Mulai dari musim 2024, LEC Studio sekarang akan dikenal sebagai Riot Games Arena, dan dengan mempertimbangkan perubahan citra, hub juga akan mendapatkan peningkatan, meningkatkan arena dan pengalaman penggemar serta kemampuan siaran dan produksi lebih lanjut. Peningkatan ini juga akan melihat LEC Studio yang sebelumnya dikenal sebagai tuan rumah bagi Valorant Champions Tour EMEA, serta menyelenggarakan berbagai turnamen EMEA lainnya, seperti Game Changers, Challengers Ascension, Teamfight Tactics, dan banyak lagi.
Berbicara tentang rebranding, kepala esports Riot di wilayah EMEA, Alberto Guerrero, menyatakan, "Kami semua terlibat dalam esports di Riot Games dan di EMEA, jadi fasilitas esports terkemuka dunia yang ditingkatkan ini akan menjadi jantung dari operasi esports kami di wilayah ini, melayani semua kompetisi kami.
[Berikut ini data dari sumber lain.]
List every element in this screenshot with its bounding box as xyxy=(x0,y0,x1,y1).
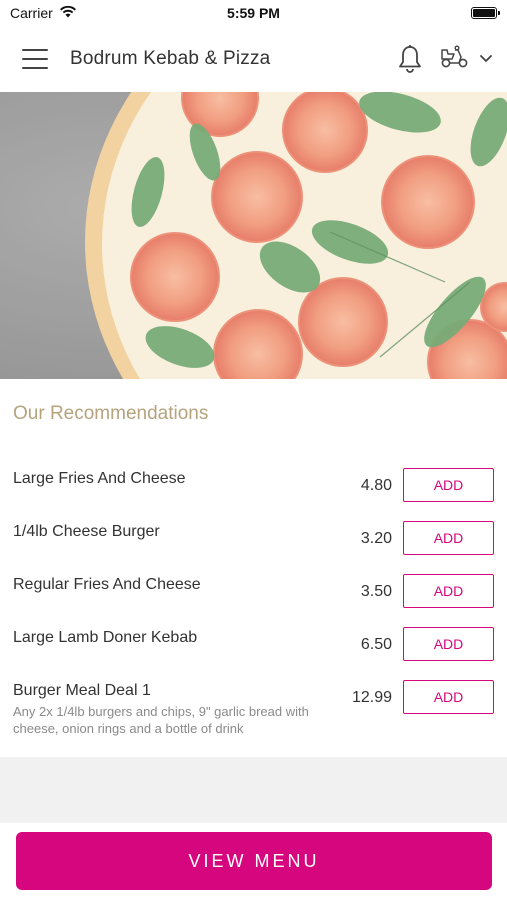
item-name: Regular Fries And Cheese xyxy=(13,576,201,593)
item-price: 4.80 xyxy=(360,477,392,494)
item-name: 1/4lb Cheese Burger xyxy=(13,523,160,540)
pizza-illustration xyxy=(0,92,507,379)
wifi-icon xyxy=(59,5,77,21)
item-price: 6.50 xyxy=(360,636,392,653)
item-price: 3.20 xyxy=(360,530,392,547)
page-title: Bodrum Kebab & Pizza xyxy=(70,48,271,69)
scooter-icon xyxy=(439,45,469,74)
add-button[interactable]: ADD xyxy=(403,468,494,502)
chevron-down-icon xyxy=(479,50,493,68)
add-button[interactable]: ADD xyxy=(403,574,494,608)
item-name: Large Fries And Cheese xyxy=(13,470,186,487)
item-price: 3.50 xyxy=(360,583,392,600)
footer: VIEW MENU xyxy=(0,823,507,900)
recommendations-section: Our Recommendations Large Fries And Chee… xyxy=(0,379,507,757)
section-title: Our Recommendations xyxy=(13,403,209,424)
menu-icon[interactable] xyxy=(22,49,48,69)
status-bar: Carrier 5:59 PM xyxy=(0,0,507,26)
battery-icon xyxy=(471,7,500,19)
add-button[interactable]: ADD xyxy=(403,627,494,661)
item-name: Large Lamb Doner Kebab xyxy=(13,629,198,646)
status-left: Carrier xyxy=(10,5,77,21)
hero-image xyxy=(0,92,507,379)
add-button[interactable]: ADD xyxy=(403,680,494,714)
carrier-label: Carrier xyxy=(10,5,53,21)
item-description: Any 2x 1/4lb burgers and chips, 9" garli… xyxy=(13,704,309,736)
item-name: Burger Meal Deal 1 xyxy=(13,682,151,699)
app-header: Bodrum Kebab & Pizza xyxy=(0,26,507,92)
item-price: 12.99 xyxy=(351,689,392,706)
header-actions xyxy=(397,44,493,74)
add-button[interactable]: ADD xyxy=(403,521,494,555)
delivery-mode-selector[interactable] xyxy=(439,45,493,74)
spacer-band xyxy=(0,757,507,823)
view-menu-button[interactable]: VIEW MENU xyxy=(16,832,492,890)
bell-icon[interactable] xyxy=(397,44,423,74)
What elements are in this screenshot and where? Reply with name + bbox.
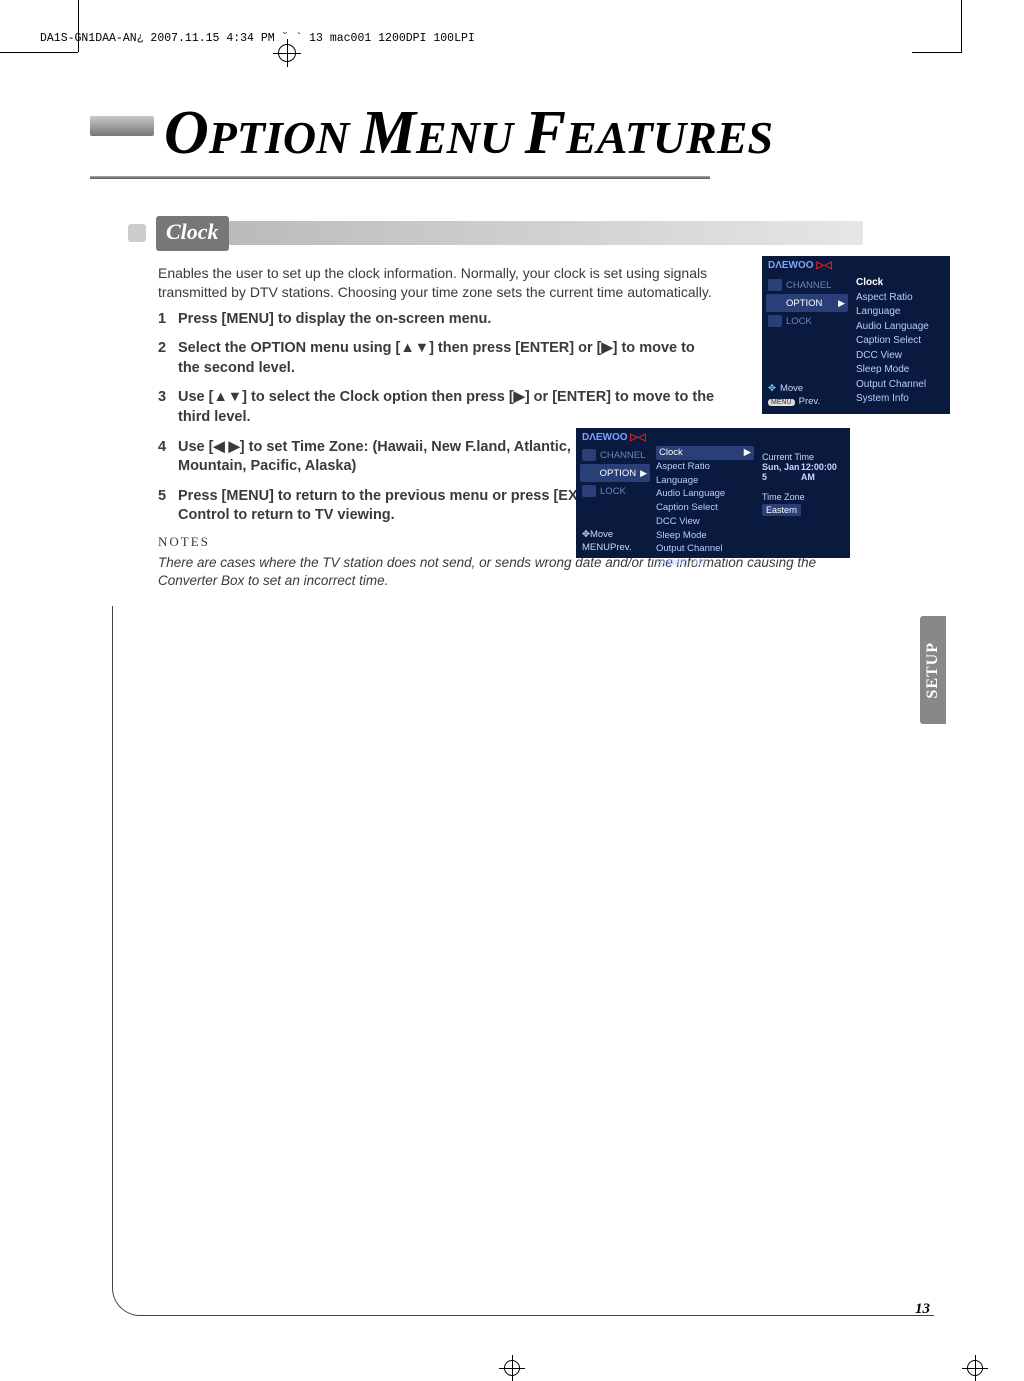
registration-target-icon [278,44,296,62]
osd-screenshot-option-menu: DΛEWOO ▷◁ CHANNEL OPTION▶ LOCK Clock Asp… [762,256,950,414]
submenu-item: Output Channel [856,378,946,393]
menu-key-icon: MENU [582,542,610,553]
page-title: OPTION MENU FEATURES [90,116,950,202]
osd-footer: ✥Move MENUPrev. [768,383,820,408]
submenu-item: Sleep Mode [856,363,946,378]
page-number: 13 [915,1301,930,1318]
menu-item-channel: CHANNEL [580,446,650,464]
osd-footer: ✥Move MENUPrev. [582,529,631,554]
submenu-item: Caption Select [856,334,946,349]
dpad-icon: ✥ [768,383,776,394]
tv-icon [768,279,782,291]
dpad-icon: ✥ [582,529,590,540]
lock-icon [582,485,596,497]
menu-item-option: OPTION▶ [766,294,848,312]
submenu-item: Output Channel [656,542,754,556]
submenu-item: System Info [856,392,946,407]
submenu-item-selected: Clock▶ [656,446,754,460]
crop-mark [912,52,962,53]
lock-icon [768,315,782,327]
tv-icon [582,449,596,461]
submenu-item: Language [856,305,946,320]
intro-paragraph: Enables the user to set up the clock inf… [158,264,718,302]
print-header-line: DA1S-GN1DAA-AN¿ 2007.11.15 4:34 PM ˘ ` 1… [40,32,475,45]
menu-item-lock: LOCK [580,482,650,500]
osd-values: Current Time Sun, Jan 512:00:00 AM Time … [762,452,846,516]
menu-item-lock: LOCK [766,312,848,330]
page-frame [112,606,934,1316]
current-time-date: Sun, Jan 5 [762,462,801,482]
submenu-item: Language [656,474,754,488]
menu-item-channel: CHANNEL [766,276,848,294]
osd-left-menu: CHANNEL OPTION▶ LOCK [580,446,650,500]
section-bullet-icon [128,224,146,242]
submenu-item: Audio Language [856,320,946,335]
submenu-item: Clock [856,276,946,291]
menu-key-icon: MENU [768,399,795,406]
crop-mark [961,0,962,52]
osd-logo: DΛEWOO ▷◁ [582,432,646,443]
submenu-item: DCC View [656,515,754,529]
submenu-item: Aspect Ratio [856,291,946,306]
step-item: Use [▲▼] to select the Clock option then… [158,388,718,427]
timezone-value: Eastern [762,504,801,516]
notes-text: There are cases where the TV station doe… [158,554,878,590]
submenu-item: Caption Select [656,501,754,515]
osd-submenu: Clock Aspect Ratio Language Audio Langua… [856,276,946,407]
osd-logo: DΛEWOO ▷◁ [768,260,832,271]
drill-mark-icon [962,1355,988,1381]
submenu-item: Aspect Ratio [656,460,754,474]
submenu-item: Audio Language [656,487,754,501]
title-accent-bar [90,116,154,136]
section-bar [229,221,863,245]
page-content: OPTION MENU FEATURES Clock Enables the u… [90,96,950,1326]
gear-icon [768,297,782,309]
drill-mark-icon [499,1355,525,1381]
section-heading: Clock [128,216,863,250]
osd-left-menu: CHANNEL OPTION▶ LOCK [766,276,848,330]
osd-submenu: Clock▶ Aspect Ratio Language Audio Langu… [656,446,754,570]
chevron-right-icon: ▶ [838,298,845,309]
step-item: Select the OPTION menu using [▲▼] then p… [158,339,718,378]
submenu-item: DCC View [856,349,946,364]
current-time-value: 12:00:00 AM [801,462,846,482]
osd-screenshot-clock: DΛEWOO ▷◁ CHANNEL OPTION▶ LOCK Clock▶ As… [576,428,850,558]
submenu-item: System Info [656,556,754,570]
section-label: Clock [156,216,229,251]
menu-item-option: OPTION▶ [580,464,650,482]
gear-icon [582,467,596,479]
step-item: Press [MENU] to display the on-screen me… [158,310,718,330]
submenu-item: Sleep Mode [656,529,754,543]
chevron-right-icon: ▶ [744,446,751,460]
current-time-label: Current Time [762,452,846,462]
crop-mark [0,52,78,53]
timezone-label: Time Zone [762,492,846,502]
chevron-right-icon: ▶ [640,468,647,479]
title-text: OPTION MENU FEATURES [164,98,773,169]
title-underline [90,176,710,179]
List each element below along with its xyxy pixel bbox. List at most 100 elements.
Menciptakan tempat dengan skala ini adalah bukti dedikasi jangka panjang kami untuk terus mengembangkan masa depan esports di EMEA untuk penggemar, tim, dan pemain mereka, dan fasilitas ini akan mempersiapkan kami untuk kesuksesan lebih lanjut di tahun-tahun mendatang. "
Sementara Riot telah mengungkapkan bahwa Arena akan menawarkan tiga bilik siaran khusus, dua bilik co-streaming khusus, layar LED di atas panggung, dan peralatan teater dan siaran, kami diberitahu untuk mengharapkan rincian lebih lanjut tentang Arena menjelang dimulainya musim LEC 2024 tahun depan.